G protein-coupled receptors (GPCRs) relay information across cell membranes through conformational coupling between the ligand-binding domain and cytoplasmic signaling domain. In dimeric class C GPCRs, the mechanism of this process, which involves propagation of local ligand-induced conformational changes over 12 nm through three distinct structural domains, is unknown. Here, we used single-molecule FRET and live-cell imaging and found that metabotropic glutamate receptor 2 (mGluR2) interconverts between four conformational states, two of which were previously unknown, and activation proceeds through the conformational selection mechanism. Furthermore, the conformation of the ligand-binding domains and downstream domains are weakly coupled. We show that the intermediate states act as conformational checkpoints for activation and control allosteric modulation of signaling. Our results demonstrate a mechanism for activation of mGluRs where ligand binding controls the proximity of signaling domains, analogous to some receptor kinases. This design principle may be generalizable to other biological allosteric sensors.

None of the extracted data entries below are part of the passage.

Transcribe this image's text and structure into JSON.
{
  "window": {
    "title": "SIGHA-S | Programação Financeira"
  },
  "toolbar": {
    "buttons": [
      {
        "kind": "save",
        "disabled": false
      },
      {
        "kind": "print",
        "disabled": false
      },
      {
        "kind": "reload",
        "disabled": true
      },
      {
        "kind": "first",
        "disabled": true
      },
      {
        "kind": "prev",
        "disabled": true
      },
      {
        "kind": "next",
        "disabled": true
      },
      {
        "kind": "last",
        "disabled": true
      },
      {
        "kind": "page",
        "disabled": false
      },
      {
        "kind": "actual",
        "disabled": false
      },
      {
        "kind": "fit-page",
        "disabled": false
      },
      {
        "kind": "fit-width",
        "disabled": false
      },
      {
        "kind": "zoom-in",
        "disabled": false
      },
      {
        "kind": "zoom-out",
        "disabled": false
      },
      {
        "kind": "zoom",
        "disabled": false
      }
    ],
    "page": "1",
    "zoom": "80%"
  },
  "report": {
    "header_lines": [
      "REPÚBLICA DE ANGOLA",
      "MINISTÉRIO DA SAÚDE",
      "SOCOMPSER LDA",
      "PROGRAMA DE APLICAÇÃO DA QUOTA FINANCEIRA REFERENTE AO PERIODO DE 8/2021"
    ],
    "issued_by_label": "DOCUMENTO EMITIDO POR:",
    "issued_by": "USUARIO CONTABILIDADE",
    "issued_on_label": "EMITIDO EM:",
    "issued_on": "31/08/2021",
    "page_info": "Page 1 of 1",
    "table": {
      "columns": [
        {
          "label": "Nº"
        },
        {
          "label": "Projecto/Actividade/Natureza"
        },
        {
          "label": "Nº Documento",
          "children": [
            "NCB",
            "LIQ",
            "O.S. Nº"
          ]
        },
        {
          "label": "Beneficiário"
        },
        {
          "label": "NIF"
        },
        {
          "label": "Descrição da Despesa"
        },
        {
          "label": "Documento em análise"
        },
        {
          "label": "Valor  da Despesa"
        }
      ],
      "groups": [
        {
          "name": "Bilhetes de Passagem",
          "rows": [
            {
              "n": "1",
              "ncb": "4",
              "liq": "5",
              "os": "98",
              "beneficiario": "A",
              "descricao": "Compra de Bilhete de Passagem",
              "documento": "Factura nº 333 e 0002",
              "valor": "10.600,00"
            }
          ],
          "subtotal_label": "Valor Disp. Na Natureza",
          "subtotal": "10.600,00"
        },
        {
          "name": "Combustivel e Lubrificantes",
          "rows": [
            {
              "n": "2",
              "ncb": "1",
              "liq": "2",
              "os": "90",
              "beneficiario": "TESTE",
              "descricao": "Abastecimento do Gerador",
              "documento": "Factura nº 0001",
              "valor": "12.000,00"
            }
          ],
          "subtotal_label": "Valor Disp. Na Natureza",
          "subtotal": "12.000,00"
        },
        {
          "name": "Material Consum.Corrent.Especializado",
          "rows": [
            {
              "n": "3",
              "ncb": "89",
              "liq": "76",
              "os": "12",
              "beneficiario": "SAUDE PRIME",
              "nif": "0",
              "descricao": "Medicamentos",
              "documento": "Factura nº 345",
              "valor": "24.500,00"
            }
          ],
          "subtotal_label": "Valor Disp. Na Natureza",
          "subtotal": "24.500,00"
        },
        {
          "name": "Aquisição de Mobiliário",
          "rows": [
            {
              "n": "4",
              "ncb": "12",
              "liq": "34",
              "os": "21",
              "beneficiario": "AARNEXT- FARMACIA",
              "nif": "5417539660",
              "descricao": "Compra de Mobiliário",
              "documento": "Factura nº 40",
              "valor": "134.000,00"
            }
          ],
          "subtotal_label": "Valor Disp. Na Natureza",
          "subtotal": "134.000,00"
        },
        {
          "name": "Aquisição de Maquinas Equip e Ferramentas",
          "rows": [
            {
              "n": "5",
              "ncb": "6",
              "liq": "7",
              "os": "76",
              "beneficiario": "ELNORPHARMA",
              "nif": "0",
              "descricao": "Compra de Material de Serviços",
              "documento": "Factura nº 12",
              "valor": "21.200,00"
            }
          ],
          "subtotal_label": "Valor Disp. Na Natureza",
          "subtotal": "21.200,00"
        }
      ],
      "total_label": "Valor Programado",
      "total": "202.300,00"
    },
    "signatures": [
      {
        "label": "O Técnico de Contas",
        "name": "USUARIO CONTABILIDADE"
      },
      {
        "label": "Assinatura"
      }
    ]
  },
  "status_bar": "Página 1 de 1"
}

G 蛋白偶联受体 (GPCR) 通过配体结合域和细胞质信号域之间的构象耦合跨细胞膜传递信息。在二聚体 C 类 GPCR 中，这一过程的机制是未知的，该过程涉及局部配体诱导的构象变化在 12 nm 上通过三个不同的结构域传播。在这里，我们使用单分子 FRET 和活细胞成像，发现代谢型谷氨酸受体 2 (mGluR2) 在四种构象状态之间相互转换，其中两种是以前未知的，并且通过构象选择机制进行激活。此外，配体结合域和下游域的构象是弱耦合的。我们表明，中间状态充当激活和控制信号变构调制的构象检查点。我们的结果证明了一种激活 mGluR 的机制，其中配体结合控制信号域的接近度，类似于一些受体激酶。这种设计原理可以推广到其他生物变构传感器。